It is only natural that since we love yoga so much we want to share it with those we love. Having our significant other in class with us can be both a joy and a struggle. I have witnessed couples enjoying a great time in class together. For many couples, a yoga class becomes a great way to share one of life’s better experiences. I have also witnessed some less than pleasant situations. Typically one person will start the yoga class first and may have attended for months before convincing their partner to give it a try. Below are a couple of scenarios that detail a couple of ways to introduce your partner to yoga.
How to have a great time with your ‘new to yoga’ significant other in a yoga class
- Choose a class that both of you will feel comfortable attending. If your partner has never done yoga then choose a beginning level class instead of an advanced style.
- Arrive a couple of minutes early so you both can settle in and get your mats set up with plenty of time.
- Choose a spot near the back so your partner will not feel on display. This will also allow you to answer your partner’s questions without disrupting the class.

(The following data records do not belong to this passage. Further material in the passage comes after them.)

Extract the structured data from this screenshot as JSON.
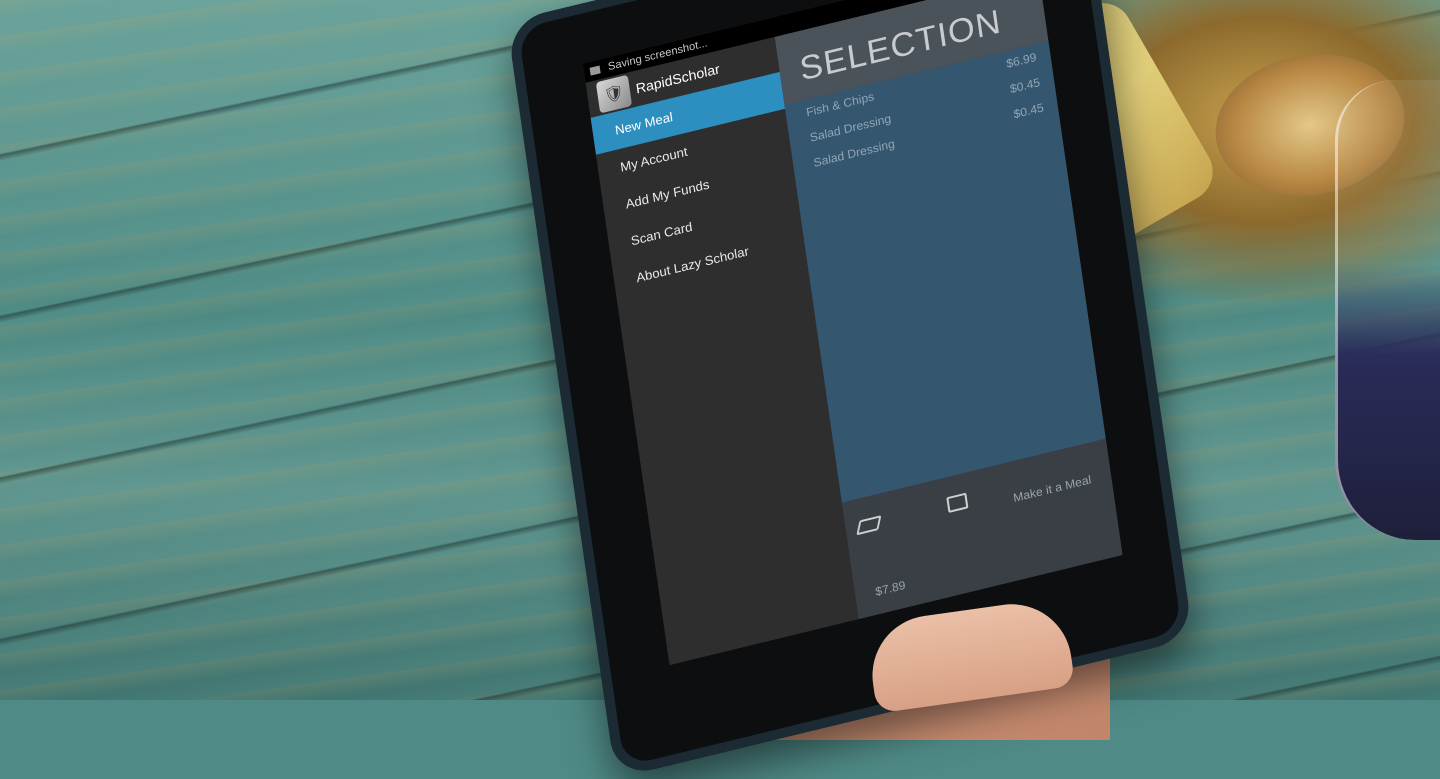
{
  "status_bar": {
    "text": "Saving screenshot..."
  },
  "app": {
    "name": "RapidScholar"
  },
  "drawer": {
    "items": [
      {
        "label": "New Meal",
        "active": true
      },
      {
        "label": "My Account",
        "active": false
      },
      {
        "label": "Add My Funds",
        "active": false
      },
      {
        "label": "Scan Card",
        "active": false
      },
      {
        "label": "About Lazy Scholar",
        "active": false
      }
    ]
  },
  "selection": {
    "title": "SELECTION",
    "items": [
      {
        "name": "Fish & Chips",
        "price": "$6.99"
      },
      {
        "name": "Salad Dressing",
        "price": "$0.45"
      },
      {
        "name": "Salad Dressing",
        "price": "$0.45"
      }
    ],
    "make_meal": "Make it a Meal",
    "total": "$7.89"
  },
  "colors": {
    "accent": "#2d8fc0",
    "list_bg": "#35566f"
  }
}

- Introduce your partner to the yoga instructor before the class begins. That way if they have any questions or if they need to let the instructor know of physical issues everyone can be prepared.
- Introduce your partner to people you know in class.

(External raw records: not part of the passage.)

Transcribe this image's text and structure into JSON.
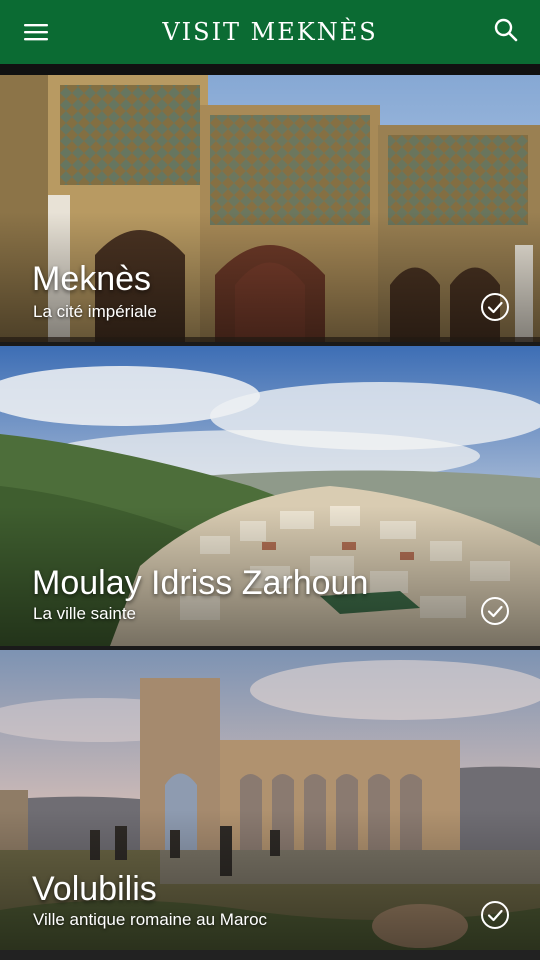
{
  "app_bar": {
    "title": "VISIT MEKNÈS",
    "menu_icon": "hamburger-menu-icon",
    "search_icon": "search-icon",
    "color": "#0b6b33"
  },
  "destinations": [
    {
      "title": "Meknès",
      "subtitle": "La cité impériale",
      "status_icon": "check-circle-icon"
    },
    {
      "title": "Moulay Idriss Zarhoun",
      "subtitle": "La ville sainte",
      "status_icon": "check-circle-icon"
    },
    {
      "title": "Volubilis",
      "subtitle": "Ville antique romaine au Maroc",
      "status_icon": "check-circle-icon"
    }
  ]
}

- Go easy on the advice once class begins. If you can offer some insight by having your partner mimic what you are doing or help them figure out a tricky position then by all means help, but avoid being nit-picky about things that won’t cause harm.
- Relax and have fun.
How to have a horrible time with your ‘new to yoga’ significant other in a yoga class
- Choose the advanced class you like to attend and tell your partner that everyone struggles at first.
- Arrive late and make sure you are overheard blaming your partner for making you late.

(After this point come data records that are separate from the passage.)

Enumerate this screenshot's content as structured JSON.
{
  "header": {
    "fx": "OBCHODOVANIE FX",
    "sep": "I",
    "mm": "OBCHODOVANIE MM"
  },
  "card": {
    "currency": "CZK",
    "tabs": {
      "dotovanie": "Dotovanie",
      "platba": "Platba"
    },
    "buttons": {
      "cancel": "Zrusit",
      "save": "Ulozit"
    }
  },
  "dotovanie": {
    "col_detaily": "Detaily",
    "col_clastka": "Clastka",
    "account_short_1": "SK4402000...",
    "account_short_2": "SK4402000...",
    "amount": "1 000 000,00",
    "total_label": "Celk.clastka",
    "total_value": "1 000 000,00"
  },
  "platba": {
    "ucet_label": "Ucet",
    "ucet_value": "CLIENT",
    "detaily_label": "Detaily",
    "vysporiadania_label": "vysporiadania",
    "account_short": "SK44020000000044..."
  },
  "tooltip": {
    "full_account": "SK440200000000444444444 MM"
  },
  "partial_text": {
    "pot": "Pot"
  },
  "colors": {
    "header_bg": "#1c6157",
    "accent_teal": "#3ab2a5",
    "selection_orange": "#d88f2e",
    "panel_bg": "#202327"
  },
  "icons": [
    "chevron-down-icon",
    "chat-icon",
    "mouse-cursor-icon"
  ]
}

- Choose a spot up front if you can. Make sure your partner’s mat is right next to yours so you can keep an eye on them.
- Correct every thing your partner does. Be bossy. Use the word no a lot. Get impatient.
- Roll your eyes at the other people in class and say things like “Beginners just have no body awareness!”
- Show off your yoga skills every chance you get. Don’t let your partner do basic things. Insist they do the hardest poses then laugh when they fail.
- After class talk to your yoga friends but don’t introduce your partner. If they notice your partner be sure to point out how your partner has never done yoga before and had a really hard time today.
I wish I could say that the horrible list was something I made up, but each one of those items is something I have witnessed before. I can also say that the things on the great time list are things that I see routinely. You can easily guess which list will get a newcomer to like yoga more and want to come back.